Two other important esthetic considerations that will determine if a veneer can be prep-less, McLaren says, are:
- Is it going to be additive (ie, do you want to increase the volume of the tooth esthetically)?
- Is the shade of the tooth going to change? Note that you need 0.2 mm thickness of veneer for each shade grouping change (ie, A1 to A0 is one group; A2 to A0 would be two groups).
“The reality is that we have certain physical and anatomical limitations within which we can work and have something that, number one, looks good, but even more importantly, remains in what we call the confines of physiologic contours of the crowns,” explains Donovan. “Teeth are made to be shaped a certain way, and if we don’t prepare the tooth, then we’re simply adding on to it.”

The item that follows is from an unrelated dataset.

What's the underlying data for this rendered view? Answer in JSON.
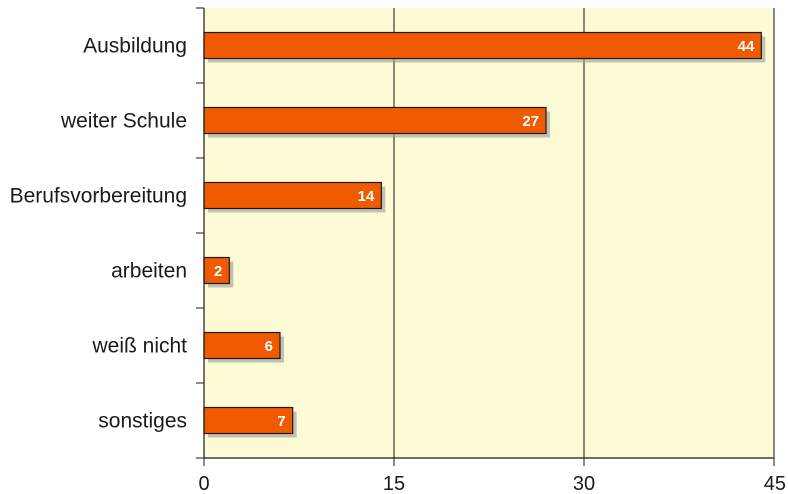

Answering the earlier question of whether the case is additive and to what extent, or not, determines the need for preparation. Adding porcelain to the labial surface, or to the incisal edge, could result in over-contouring, Donovan says. As a result, most of the time in most patients, clinicians need to provide very specific preparations that allow for veneers that look good within the confines of physiologic contours, he believes.
According to Bakeman, situations that can accept additive-only protocols typically call for thin veneers to control bulk and minimize over-contouring. Thin veneers take advantage of the optical properties of the underlying tooth structure and, as a result, can be highly esthetic, she says. That of course requires the underlying tooth structure to be of an acceptable range and need minimal, if any, shift in color. The need to change color requires greater room for a variety of porcelains to facilitate a significant color shift.
“Certainly the design of the preparation is important. However, the most important factor to consider is the preservation of enamel. More extensive preparations have an effect on the flexure of the tooth, which can in turn have an influence in adhesive failures,” Bakeman says. “Studies have demonstrated that adhesive failures, which in their early phases are not detected clinically, are quickly followed by catastrophic failures of the porcelain. While it may appear that the porcelain fractured and that was followed by an adhesive failure, the reverse is more likely to be true.”
“The preparation of a virgin tooth is part of an overall treatment plan, and that doesn’t come into play too many times in my geographical area,” observes Michael R. Sesemann, DDS. “When it does, I’ve utilized on incisors both the overlap chamfer design and a butt joint coming off of the incisal edge, and both work really well with the incisors.”
With canines, what influences his preparation design is the presence of significant previous dentistry, Sesemann says. When there are a number of Class 3 composites on anterior teeth or various areas of erosion or attrition, those factor into the preparation design when treatment planning and diagnosing a particular restorative solution, he says.